There are many ways in which an LLC member, and even certain non-members, can be bound by the terms of a limited liability company’s operating agreement, or even a draft they did not sign, under New Jersey’s Revised Uniform Limited Liability Company Act (NJ-RULLCA), N.J.S.A. 42:2C-1 et. seq. In a recently published decision, Premier Physician Network v. Maro, No. A-1152-20, 2021 WL 2124195 (App. Div. May 26, 2021), the Appellate Division makes clear that when it comes to operating agreements, all members are not created equal. Whether and how a member (or other interested person) can become bound by an operating agreement depends, in part, on when they acquired that status.  

The ‘Maro’ Decision

In Maro, six physicians, who were already colleagues in an existing medical practice, agreed to form a new entity that they hoped would allow them to earn higher profits with a number of other doctors.
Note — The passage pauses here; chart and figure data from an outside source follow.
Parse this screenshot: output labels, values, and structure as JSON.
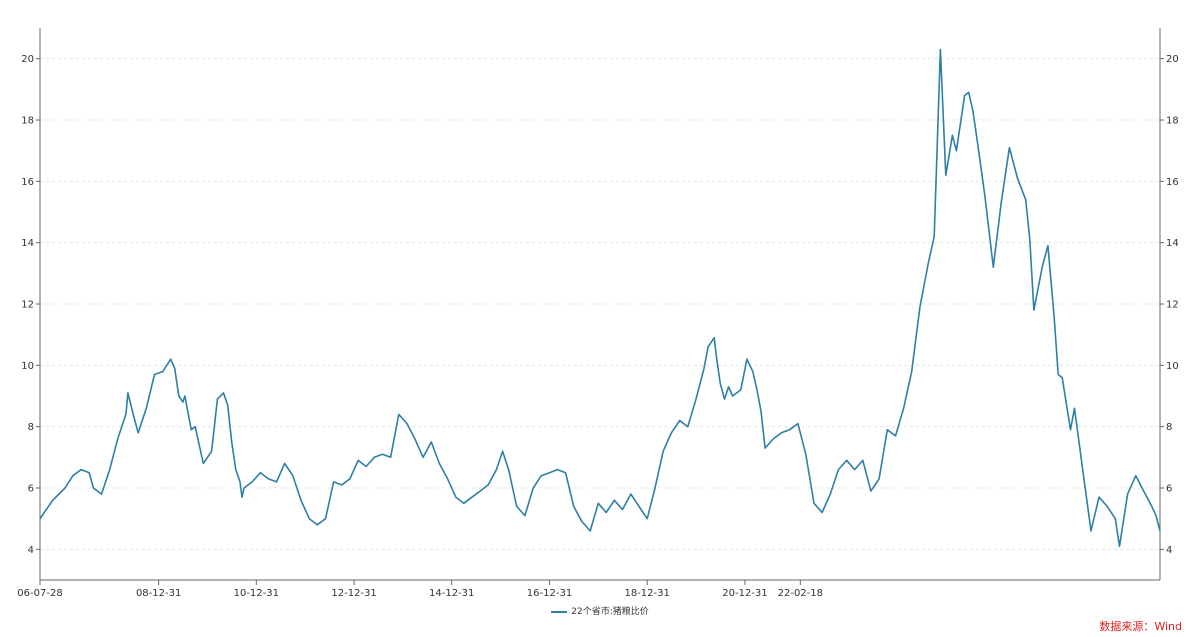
{
  "chart_data": {
    "type": "line",
    "title": "",
    "xlabel": "",
    "ylabel": "",
    "ylim": [
      3,
      21
    ],
    "yticks": [
      4,
      6,
      8,
      10,
      12,
      14,
      16,
      18,
      20
    ],
    "xticks": [
      "06-07-28",
      "08-12-31",
      "10-12-31",
      "12-12-31",
      "14-12-31",
      "16-12-31",
      "18-12-31",
      "20-12-31",
      "22-02-18"
    ],
    "grid": "horizontal dashed",
    "legend_position": "bottom-center",
    "series": [
      {
        "name": "22个省市:猪粮比价",
        "color": "#2e7fa6",
        "points": [
          [
            "2006-07-28",
            5.0
          ],
          [
            "2006-10-31",
            5.6
          ],
          [
            "2007-01-31",
            6.0
          ],
          [
            "2007-03-31",
            6.4
          ],
          [
            "2007-05-31",
            6.6
          ],
          [
            "2007-07-31",
            6.5
          ],
          [
            "2007-08-31",
            6.0
          ],
          [
            "2007-10-31",
            5.8
          ],
          [
            "2007-12-31",
            6.6
          ],
          [
            "2008-02-29",
            7.6
          ],
          [
            "2008-04-30",
            8.4
          ],
          [
            "2008-05-15",
            9.1
          ],
          [
            "2008-06-30",
            8.3
          ],
          [
            "2008-07-31",
            7.8
          ],
          [
            "2008-09-30",
            8.6
          ],
          [
            "2008-11-30",
            9.7
          ],
          [
            "2009-01-31",
            9.8
          ],
          [
            "2009-03-31",
            10.2
          ],
          [
            "2009-04-30",
            9.9
          ],
          [
            "2009-05-31",
            9.0
          ],
          [
            "2009-06-30",
            8.8
          ],
          [
            "2009-07-15",
            9.0
          ],
          [
            "2009-08-31",
            7.9
          ],
          [
            "2009-09-30",
            8.0
          ],
          [
            "2009-11-30",
            6.8
          ],
          [
            "2010-01-31",
            7.2
          ],
          [
            "2010-03-15",
            8.9
          ],
          [
            "2010-04-30",
            9.1
          ],
          [
            "2010-05-31",
            8.7
          ],
          [
            "2010-06-30",
            7.5
          ],
          [
            "2010-07-31",
            6.6
          ],
          [
            "2010-08-31",
            6.2
          ],
          [
            "2010-09-15",
            5.7
          ],
          [
            "2010-09-30",
            6.0
          ],
          [
            "2010-11-30",
            6.2
          ],
          [
            "2011-01-31",
            6.5
          ],
          [
            "2011-03-31",
            6.3
          ],
          [
            "2011-05-31",
            6.2
          ],
          [
            "2011-07-31",
            6.8
          ],
          [
            "2011-09-30",
            6.4
          ],
          [
            "2011-11-30",
            5.6
          ],
          [
            "2012-01-31",
            5.0
          ],
          [
            "2012-03-31",
            4.8
          ],
          [
            "2012-05-31",
            5.0
          ],
          [
            "2012-07-31",
            6.2
          ],
          [
            "2012-09-30",
            6.1
          ],
          [
            "2012-11-30",
            6.3
          ],
          [
            "2013-01-31",
            6.9
          ],
          [
            "2013-03-31",
            6.7
          ],
          [
            "2013-05-31",
            7.0
          ],
          [
            "2013-07-31",
            7.1
          ],
          [
            "2013-09-30",
            7.0
          ],
          [
            "2013-11-30",
            8.4
          ],
          [
            "2014-01-31",
            8.1
          ],
          [
            "2014-03-31",
            7.6
          ],
          [
            "2014-05-31",
            7.0
          ],
          [
            "2014-07-31",
            7.5
          ],
          [
            "2014-09-30",
            6.8
          ],
          [
            "2014-11-30",
            6.3
          ],
          [
            "2015-01-31",
            5.7
          ],
          [
            "2015-03-31",
            5.5
          ],
          [
            "2015-05-31",
            5.7
          ],
          [
            "2015-07-31",
            5.9
          ],
          [
            "2015-09-30",
            6.1
          ],
          [
            "2015-11-30",
            6.6
          ],
          [
            "2016-01-15",
            7.2
          ],
          [
            "2016-02-29",
            6.6
          ],
          [
            "2016-04-30",
            5.4
          ],
          [
            "2016-06-30",
            5.1
          ],
          [
            "2016-08-31",
            6.0
          ],
          [
            "2016-10-31",
            6.4
          ],
          [
            "2016-12-31",
            6.5
          ],
          [
            "2017-02-28",
            6.6
          ],
          [
            "2017-04-30",
            6.5
          ],
          [
            "2017-06-30",
            5.4
          ],
          [
            "2017-08-31",
            4.9
          ],
          [
            "2017-10-31",
            4.6
          ],
          [
            "2017-12-31",
            5.5
          ],
          [
            "2018-02-28",
            5.2
          ],
          [
            "2018-04-30",
            5.6
          ],
          [
            "2018-06-30",
            5.3
          ],
          [
            "2018-08-31",
            5.8
          ],
          [
            "2018-10-31",
            5.4
          ],
          [
            "2018-12-31",
            5.0
          ],
          [
            "2019-02-28",
            6.0
          ],
          [
            "2019-04-30",
            7.2
          ],
          [
            "2019-06-30",
            7.8
          ],
          [
            "2019-08-31",
            8.2
          ],
          [
            "2019-10-31",
            8.0
          ],
          [
            "2019-12-31",
            8.9
          ],
          [
            "2020-02-29",
            9.9
          ],
          [
            "2020-03-31",
            10.6
          ],
          [
            "2020-05-15",
            10.9
          ],
          [
            "2020-05-31",
            10.3
          ],
          [
            "2020-06-30",
            9.4
          ],
          [
            "2020-07-31",
            8.9
          ],
          [
            "2020-08-31",
            9.3
          ],
          [
            "2020-09-30",
            9.0
          ],
          [
            "2020-11-30",
            9.2
          ],
          [
            "2021-01-15",
            10.2
          ],
          [
            "2021-02-28",
            9.8
          ],
          [
            "2021-03-31",
            9.2
          ],
          [
            "2021-04-30",
            8.5
          ],
          [
            "2021-05-31",
            7.3
          ],
          [
            "2021-07-31",
            7.6
          ],
          [
            "2021-09-30",
            7.8
          ],
          [
            "2021-11-30",
            7.9
          ],
          [
            "2022-01-31",
            8.1
          ],
          [
            "2022-03-31",
            7.1
          ],
          [
            "2022-05-31",
            5.5
          ],
          [
            "2022-07-31",
            5.2
          ],
          [
            "2022-09-30",
            5.8
          ],
          [
            "2022-11-30",
            6.6
          ],
          [
            "2023-01-31",
            6.9
          ],
          [
            "2023-03-31",
            6.6
          ],
          [
            "2023-05-31",
            6.9
          ],
          [
            "2023-07-31",
            5.9
          ],
          [
            "2023-09-30",
            6.3
          ],
          [
            "2023-11-30",
            7.9
          ],
          [
            "2024-01-31",
            7.7
          ],
          [
            "2024-03-31",
            8.6
          ],
          [
            "2024-05-31",
            9.8
          ],
          [
            "2024-07-31",
            11.9
          ],
          [
            "2024-09-30",
            13.3
          ],
          [
            "2024-11-15",
            14.2
          ],
          [
            "2024-12-31",
            20.3
          ],
          [
            "2025-02-10",
            16.2
          ],
          [
            "2025-03-31",
            17.5
          ],
          [
            "2025-04-30",
            17.0
          ],
          [
            "2025-06-30",
            18.8
          ],
          [
            "2025-07-31",
            18.9
          ],
          [
            "2025-08-31",
            18.3
          ],
          [
            "2025-09-30",
            17.4
          ],
          [
            "2025-11-30",
            15.5
          ],
          [
            "2026-01-31",
            13.2
          ],
          [
            "2026-03-31",
            15.3
          ],
          [
            "2026-05-31",
            17.1
          ],
          [
            "2026-07-31",
            16.1
          ],
          [
            "2026-09-30",
            15.4
          ],
          [
            "2026-10-31",
            14.1
          ],
          [
            "2026-11-30",
            11.8
          ],
          [
            "2027-01-31",
            13.2
          ],
          [
            "2027-03-15",
            13.9
          ],
          [
            "2027-04-30",
            11.6
          ],
          [
            "2027-05-31",
            9.7
          ],
          [
            "2027-06-30",
            9.6
          ],
          [
            "2027-08-31",
            7.9
          ],
          [
            "2027-09-30",
            8.6
          ],
          [
            "2027-11-30",
            6.6
          ],
          [
            "2028-01-31",
            4.6
          ],
          [
            "2028-03-31",
            5.7
          ],
          [
            "2028-05-31",
            5.4
          ],
          [
            "2028-07-31",
            5.0
          ],
          [
            "2028-08-31",
            4.1
          ],
          [
            "2028-10-31",
            5.8
          ],
          [
            "2028-12-31",
            6.4
          ],
          [
            "2029-02-28",
            5.9
          ],
          [
            "2029-04-30",
            5.4
          ],
          [
            "2029-05-31",
            5.1
          ],
          [
            "2029-06-30",
            4.6
          ]
        ]
      }
    ]
  },
  "legend": {
    "label": "22个省市:猪粮比价",
    "color": "#2e7fa6"
  },
  "source": {
    "label": "数据来源：Wind",
    "color": "#e02020"
  }
}
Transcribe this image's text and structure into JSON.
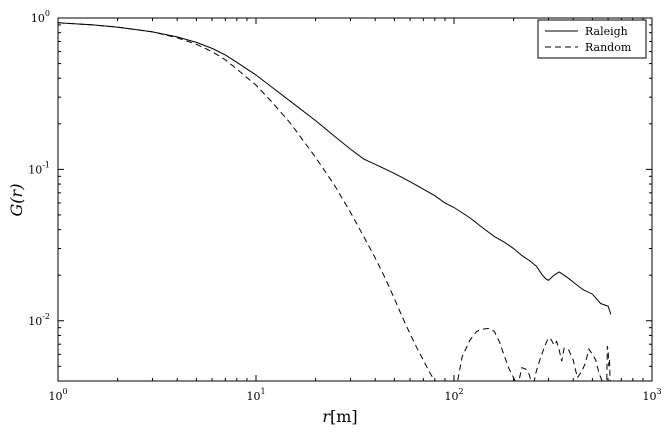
{
  "chart_data": {
    "type": "line",
    "xscale": "log",
    "yscale": "log",
    "xlim": [
      1,
      1000
    ],
    "ylim": [
      0.004,
      1
    ],
    "xlabel_var": "r",
    "xlabel_unit": "[m]",
    "ylabel": "G(r)",
    "grid": false,
    "legend_position": "top-right",
    "x_ticks": [
      {
        "value": 1,
        "base": "10",
        "exp": "0"
      },
      {
        "value": 10,
        "base": "10",
        "exp": "1"
      },
      {
        "value": 100,
        "base": "10",
        "exp": "2"
      },
      {
        "value": 1000,
        "base": "10",
        "exp": "3"
      }
    ],
    "y_ticks": [
      {
        "value": 1,
        "base": "10",
        "exp": "0"
      },
      {
        "value": 0.1,
        "base": "10",
        "exp": "-1"
      },
      {
        "value": 0.01,
        "base": "10",
        "exp": "-2"
      }
    ],
    "series": [
      {
        "name": "Raleigh",
        "dash": "solid",
        "x": [
          1,
          1.5,
          2,
          3,
          4,
          5,
          6,
          7,
          8,
          10,
          12,
          15,
          20,
          25,
          30,
          35,
          40,
          50,
          60,
          70,
          80,
          90,
          100,
          120,
          140,
          160,
          180,
          200,
          220,
          240,
          260,
          280,
          290,
          300,
          320,
          340,
          360,
          380,
          400,
          450,
          500,
          550,
          600,
          620
        ],
        "y": [
          0.93,
          0.9,
          0.87,
          0.81,
          0.75,
          0.69,
          0.63,
          0.57,
          0.51,
          0.42,
          0.35,
          0.28,
          0.21,
          0.165,
          0.136,
          0.117,
          0.108,
          0.094,
          0.083,
          0.074,
          0.067,
          0.06,
          0.056,
          0.048,
          0.041,
          0.036,
          0.033,
          0.03,
          0.027,
          0.025,
          0.023,
          0.02,
          0.019,
          0.0185,
          0.02,
          0.021,
          0.02,
          0.019,
          0.018,
          0.016,
          0.015,
          0.013,
          0.0125,
          0.011
        ]
      },
      {
        "name": "Random",
        "dash": "dashed",
        "x": [
          1,
          1.5,
          2,
          3,
          4,
          5,
          6,
          7,
          8,
          10,
          12,
          15,
          20,
          25,
          30,
          35,
          40,
          45,
          50,
          55,
          60,
          65,
          70,
          75,
          80,
          85
        ],
        "y": [
          0.93,
          0.9,
          0.87,
          0.81,
          0.74,
          0.67,
          0.6,
          0.53,
          0.46,
          0.36,
          0.28,
          0.2,
          0.12,
          0.078,
          0.052,
          0.036,
          0.026,
          0.019,
          0.014,
          0.0105,
          0.0082,
          0.0066,
          0.0055,
          0.0046,
          0.004,
          0.0035
        ]
      },
      {
        "name": "Random",
        "dash": "dashed",
        "x": [
          100,
          110,
          120,
          130,
          140,
          150,
          160,
          170,
          180,
          190,
          200,
          210,
          220,
          230,
          240,
          250,
          260,
          270,
          280,
          290,
          300,
          310,
          320,
          330,
          340,
          350,
          360,
          380,
          400,
          420,
          440,
          460,
          480,
          500,
          520,
          540,
          560,
          580
        ],
        "y": [
          0.003,
          0.0058,
          0.0074,
          0.0085,
          0.0088,
          0.0089,
          0.0085,
          0.0072,
          0.0058,
          0.0048,
          0.0042,
          0.0037,
          0.0049,
          0.0048,
          0.0044,
          0.0036,
          0.0046,
          0.0054,
          0.0062,
          0.007,
          0.0077,
          0.0075,
          0.0069,
          0.0073,
          0.0064,
          0.0054,
          0.0066,
          0.0064,
          0.0055,
          0.0042,
          0.0046,
          0.0052,
          0.0065,
          0.006,
          0.0055,
          0.0045,
          0.004,
          0.0035
        ]
      },
      {
        "name": "Random",
        "dash": "dashed",
        "x": [
          590,
          595,
          600,
          605,
          610,
          615
        ],
        "y": [
          0.0035,
          0.0068,
          0.0065,
          0.005,
          0.0055,
          0.0038
        ]
      }
    ],
    "legend": [
      {
        "label": "Raleigh",
        "dash": "solid"
      },
      {
        "label": "Random",
        "dash": "dashed"
      }
    ]
  }
}
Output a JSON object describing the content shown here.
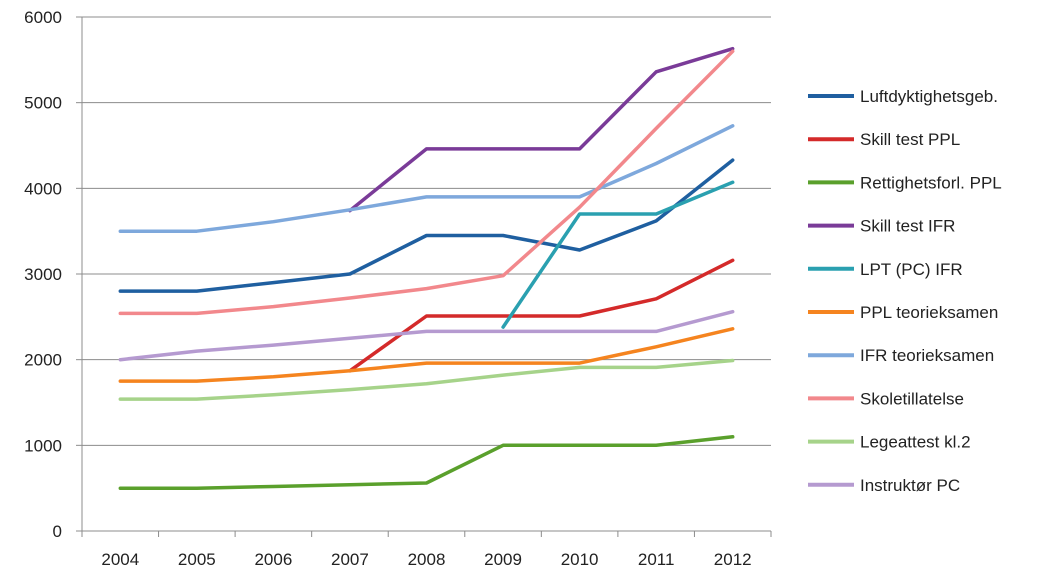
{
  "chart_data": {
    "type": "line",
    "title": "",
    "xlabel": "",
    "ylabel": "",
    "x": [
      "2004",
      "2005",
      "2006",
      "2007",
      "2008",
      "2009",
      "2010",
      "2011",
      "2012"
    ],
    "yticks": [
      "0",
      "1000",
      "2000",
      "3000",
      "4000",
      "5000",
      "6000"
    ],
    "ylim": [
      0,
      6000
    ],
    "grid": "horizontal",
    "legend_position": "right",
    "series": [
      {
        "name": "Luftdyktighetsgeb.",
        "color": "#1f5fa0",
        "values": [
          2800,
          2800,
          2900,
          3000,
          3450,
          3450,
          3280,
          3620,
          4330
        ]
      },
      {
        "name": "Skill test  PPL",
        "color": "#d42a2a",
        "values": [
          null,
          null,
          null,
          1870,
          2510,
          2510,
          2510,
          2710,
          3160
        ]
      },
      {
        "name": "Rettighetsforl. PPL",
        "color": "#5aa02c",
        "values": [
          500,
          500,
          520,
          540,
          560,
          1000,
          1000,
          1000,
          1100
        ]
      },
      {
        "name": "Skill test  IFR",
        "color": "#7a3b98",
        "values": [
          null,
          null,
          null,
          3740,
          4460,
          4460,
          4460,
          5360,
          5630
        ]
      },
      {
        "name": "LPT (PC) IFR",
        "color": "#2aa0b0",
        "values": [
          null,
          null,
          null,
          null,
          null,
          2380,
          3700,
          3700,
          4070
        ]
      },
      {
        "name": "PPL teorieksamen",
        "color": "#f5841f",
        "values": [
          1750,
          1750,
          1800,
          1870,
          1960,
          1960,
          1960,
          2150,
          2360
        ]
      },
      {
        "name": "IFR teorieksamen",
        "color": "#7ea8dc",
        "values": [
          3500,
          3500,
          3610,
          3750,
          3900,
          3900,
          3900,
          4290,
          4730
        ]
      },
      {
        "name": "Skoletillatelse",
        "color": "#f2888c",
        "values": [
          2540,
          2540,
          2620,
          2720,
          2830,
          2980,
          3780,
          4700,
          5600
        ]
      },
      {
        "name": "Legeattest kl.2",
        "color": "#a6d38a",
        "values": [
          1540,
          1540,
          1590,
          1650,
          1720,
          1820,
          1910,
          1910,
          1990
        ]
      },
      {
        "name": "Instruktør PC",
        "color": "#b59ad0",
        "values": [
          2000,
          2100,
          2170,
          2250,
          2330,
          2330,
          2330,
          2330,
          2560
        ]
      }
    ]
  }
}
In August 2014, the doctors formed a new LLC by filing a certificate of formation with the New Jersey Division of Revenue, and all of them signed a letter of intent which purported to set forth the principal terms of their agreement to participate in that LLC. The letter of intent provided that, after at least four doctors signed it, the signors and organizers would initiate negotiation and preparation of an operating agreement, and they would use good faith efforts to have that operating agreement executed by Dec. 31, 2014. If the operating agreement was not finalized by that date, any of the physicians could elect not to continue.